GM was seriously considering shelving the project, leaving the Corvette to be little more than a footnote in automotive history, and would have done so if not for two important events. The first was the introduction in 1955 of Chevrolet’s first V8 engine (a 265 in³ {4.3 L}) since 1919, and the second was the influence of a Soviet emigre in GM’s engineering department, Zora Arkus-Duntov. Arkus-Duntov simply took the new V8 and backed it with a three-speed manual transmission. That modification, probably the single most important in the car’s history, helped turn the Corvette from a two-seat curiosity into a genuine performer. It also earned Arkus-Duntov the rather inaccurate nickname “Father of the Corvette”.

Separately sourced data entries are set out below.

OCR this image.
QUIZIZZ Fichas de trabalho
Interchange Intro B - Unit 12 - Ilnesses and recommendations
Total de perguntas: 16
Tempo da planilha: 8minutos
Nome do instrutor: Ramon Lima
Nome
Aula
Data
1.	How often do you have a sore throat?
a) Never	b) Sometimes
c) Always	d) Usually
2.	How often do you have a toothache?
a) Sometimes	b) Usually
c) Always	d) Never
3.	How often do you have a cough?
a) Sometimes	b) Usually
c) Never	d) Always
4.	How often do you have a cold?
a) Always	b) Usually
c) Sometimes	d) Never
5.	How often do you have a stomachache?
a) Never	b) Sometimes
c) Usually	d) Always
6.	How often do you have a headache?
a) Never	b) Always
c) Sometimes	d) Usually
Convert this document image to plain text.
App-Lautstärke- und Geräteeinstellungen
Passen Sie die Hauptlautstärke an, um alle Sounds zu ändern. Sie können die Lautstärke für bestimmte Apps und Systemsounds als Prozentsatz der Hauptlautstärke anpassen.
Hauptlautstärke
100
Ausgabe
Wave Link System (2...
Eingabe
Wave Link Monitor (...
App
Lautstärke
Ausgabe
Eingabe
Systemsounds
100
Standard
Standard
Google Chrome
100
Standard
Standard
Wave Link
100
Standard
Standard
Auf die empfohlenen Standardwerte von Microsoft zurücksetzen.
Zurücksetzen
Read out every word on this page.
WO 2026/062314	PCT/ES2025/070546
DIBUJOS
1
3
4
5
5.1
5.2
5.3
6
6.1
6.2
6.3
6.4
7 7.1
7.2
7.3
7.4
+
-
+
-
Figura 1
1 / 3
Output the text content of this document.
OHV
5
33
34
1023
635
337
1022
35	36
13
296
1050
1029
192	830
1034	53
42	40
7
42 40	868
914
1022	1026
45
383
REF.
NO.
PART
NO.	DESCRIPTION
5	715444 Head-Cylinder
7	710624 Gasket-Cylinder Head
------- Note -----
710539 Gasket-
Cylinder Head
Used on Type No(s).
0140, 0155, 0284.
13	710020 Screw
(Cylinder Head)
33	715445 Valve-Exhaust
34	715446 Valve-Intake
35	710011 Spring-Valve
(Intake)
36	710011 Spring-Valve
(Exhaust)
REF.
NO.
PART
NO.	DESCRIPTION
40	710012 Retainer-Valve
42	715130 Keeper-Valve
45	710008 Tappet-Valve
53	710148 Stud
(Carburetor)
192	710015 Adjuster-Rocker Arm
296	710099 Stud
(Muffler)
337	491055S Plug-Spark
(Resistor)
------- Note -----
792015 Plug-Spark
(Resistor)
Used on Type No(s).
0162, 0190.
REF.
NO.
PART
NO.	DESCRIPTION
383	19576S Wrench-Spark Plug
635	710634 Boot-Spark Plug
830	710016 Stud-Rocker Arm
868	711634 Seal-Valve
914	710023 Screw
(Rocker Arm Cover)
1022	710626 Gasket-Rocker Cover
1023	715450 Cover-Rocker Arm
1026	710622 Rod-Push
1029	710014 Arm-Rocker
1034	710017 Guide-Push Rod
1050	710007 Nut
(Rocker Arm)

The first generation is commonly referred to as a solid-axle, based on the fact that independent rear suspension (IRS) was not available until 1963.

Fuel injection

The first generation started in 1953 and ended in 1962, with the noteworthy addition of optional fuel injection in 1957. This new induction system first saw regular use on a gasoline engine two years prior on the Mercedes-Benz 300SL “Gullwing” roadster. Although the Corvette’s GM-Rochester fuel injection system used a constant flow style fuel injection system as opposed to the diesel style nozzle metering system of the Mercedes’ six cylinders, the system nevertheless produced about 290HP. The number was derated by Chevrolet’s advertising agency for the 283HP/283 in³ (4.6 L) one hp per in³ slogan, making it one of the first mass-produced engines in history to reach 1 hp/in³. In 1962, the GM Small-Block was enlarged to 327 in³ (5.4 L) and produced a maximum of 360 hp (268 kW). Other early options included Power windows (1956), hydraulically operated power convertible top (1956), four speed manual transmission (mid 1957), and heavy duty brake and suspension options (1957).